BMC Neuroscience 2007, 8(Suppl 3):S2  doi:10.1186/1471-2202-8-S3-S2

Published: 18 September 2007

Abstract

The olfactory system meets niche- and species-specific demands by an accelerated evolution of its odorant receptor repertoires. In this review, we describe evolutionary processes that have shaped olfactory and vomeronasal receptor gene families in vertebrate genomes. We emphasize three important periods in the evolution of the olfactory system evident by comparative genomics: the adaptation to land in amphibian ancestors, the decline of olfaction in primates, and the delineation of putative pheromone receptors concurrent with rodent speciation.
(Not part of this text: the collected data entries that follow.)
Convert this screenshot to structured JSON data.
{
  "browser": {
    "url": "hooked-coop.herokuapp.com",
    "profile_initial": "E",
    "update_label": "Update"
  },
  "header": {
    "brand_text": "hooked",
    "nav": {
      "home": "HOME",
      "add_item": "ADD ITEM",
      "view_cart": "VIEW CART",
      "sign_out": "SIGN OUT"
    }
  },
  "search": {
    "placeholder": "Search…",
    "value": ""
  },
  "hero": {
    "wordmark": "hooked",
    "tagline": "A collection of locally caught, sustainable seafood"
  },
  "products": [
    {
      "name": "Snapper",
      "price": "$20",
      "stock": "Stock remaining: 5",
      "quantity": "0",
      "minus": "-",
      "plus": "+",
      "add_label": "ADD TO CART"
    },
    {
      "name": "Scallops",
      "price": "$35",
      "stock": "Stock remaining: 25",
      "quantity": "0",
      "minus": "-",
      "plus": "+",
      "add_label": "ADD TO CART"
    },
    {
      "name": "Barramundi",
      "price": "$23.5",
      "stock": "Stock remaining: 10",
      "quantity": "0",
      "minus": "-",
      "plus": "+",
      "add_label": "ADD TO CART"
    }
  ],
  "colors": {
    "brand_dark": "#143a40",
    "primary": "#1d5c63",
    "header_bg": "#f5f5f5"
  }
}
The rapid evolution of odorant receptor genes, the sheer size of the repertoire, as well as their wide distribution in the genome, presents a developmental challenge: how are these ever-changing odorant receptor repertoires coordinated within the olfactory system? A central organizing principle in olfaction is the specialization of sensory neurons resulting from each sensory neuron expressing only ~one odorant receptor allele. In this review, we also discuss this mutually exclusive expression of odorant receptor genes. We have considered several models to account for co-regulation of odorant receptor repertoires, as well as discussed a new hypothesis that invokes important epigenetic properties of the system.